Summary Macroecological patterns appear to follow consistent forms across a range of natural systems; however, the origin of their regularity remains obscured. The maximum entropy theory of ecology (METE) predicts macroecological patterns of abundance, metabolic rates and their distribution within communities and across space using an information theoretic approach. METE's success in predicting empirical patterns demands that we further press the theory's predictions to determine how (or whether) predictability depends on attributes of the system and the temporal, spatial and biological scales at which we study it. Maximum entropy theory of ecology predicts multiple macroecological metrics using statistical idealizations from information theory; thus, confronting METE with data represents a strong test of the underlying biological mechanisms that could drive real communities away from statistical idealizations. METE has remained somewhat inaccessible due to its highly mathematical nature and a lack of software for model construction/evaluation.

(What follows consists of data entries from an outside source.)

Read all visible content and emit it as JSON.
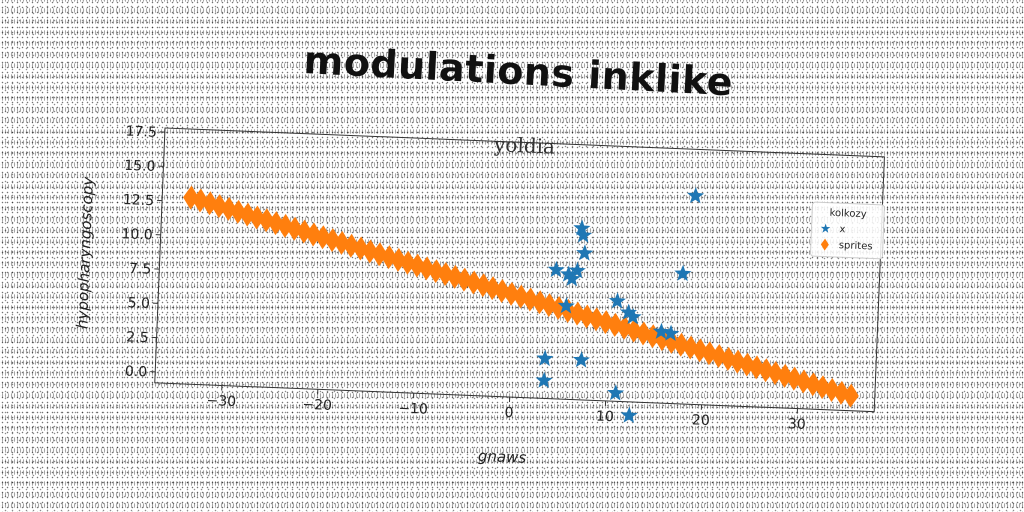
{
  "title": "modulations inklike",
  "chart_data": {
    "type": "scatter",
    "subtitle": "yoldia",
    "xlabel": "gnaws",
    "ylabel": "hypopharyngoscopy",
    "xlim": [
      -37,
      38
    ],
    "ylim": [
      -0.8,
      17.8
    ],
    "xticks": [
      -30,
      -20,
      -10,
      0,
      10,
      20,
      30
    ],
    "yticks": [
      0.0,
      2.5,
      5.0,
      7.5,
      10.0,
      12.5,
      15.0,
      17.5
    ],
    "xtick_labels": [
      "−30",
      "−20",
      "−10",
      "0",
      "10",
      "20",
      "30"
    ],
    "ytick_labels": [
      "0.0",
      "2.5",
      "5.0",
      "7.5",
      "10.0",
      "12.5",
      "15.0",
      "17.5"
    ],
    "grid": false,
    "legend": {
      "title": "kolkozy",
      "placement": "top-right",
      "entries": [
        "x",
        "sprites"
      ]
    },
    "series": [
      {
        "name": "x",
        "marker": "star",
        "color": "#1f77b4",
        "points": [
          [
            6.0,
            8.0
          ],
          [
            5.6,
            8.3
          ],
          [
            6.5,
            8.6
          ],
          [
            4.3,
            8.6
          ],
          [
            6.8,
            11.7
          ],
          [
            7.0,
            11.2
          ],
          [
            7.2,
            9.9
          ],
          [
            5.5,
            6.0
          ],
          [
            3.5,
            2.1
          ],
          [
            3.5,
            0.5
          ],
          [
            7.3,
            2.1
          ],
          [
            10.8,
            6.5
          ],
          [
            12.0,
            5.7
          ],
          [
            12.5,
            5.4
          ],
          [
            11.0,
            -0.2
          ],
          [
            12.5,
            -1.8
          ],
          [
            15.5,
            4.4
          ],
          [
            16.5,
            4.3
          ],
          [
            17.5,
            8.7
          ],
          [
            18.5,
            14.4
          ]
        ]
      },
      {
        "name": "sprites",
        "marker": "diamond",
        "color": "#ff7f0e",
        "line": {
          "x_start": -34,
          "y_start": 12.8,
          "x_end": 35.5,
          "y_end": 0.3,
          "count": 71
        }
      }
    ]
  }
}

To remedy this, we have developed an r package implementation of METE. Our open‐source (GNU General Public License v2) r package, meteR (version 1.2; https://cran.r-project.org/package=meteR), (i) directly calculates all of METE's predictions from a variety of data formats; (ii) automatically handles approximations and other technical details; and (iii) provides high‐level plotting and model comparison functions to explore and interrogate models. With these tools in hand, ecologists can more readily test the predictions of METE for their data sets. By facilitating tests of METE, we expect that a better understanding of its strengths and limitations will emerge. A better understanding of the strengths and limitations of METE will offer insight into how biological mechanisms and statistical constraints combine to drive macroecological patterns.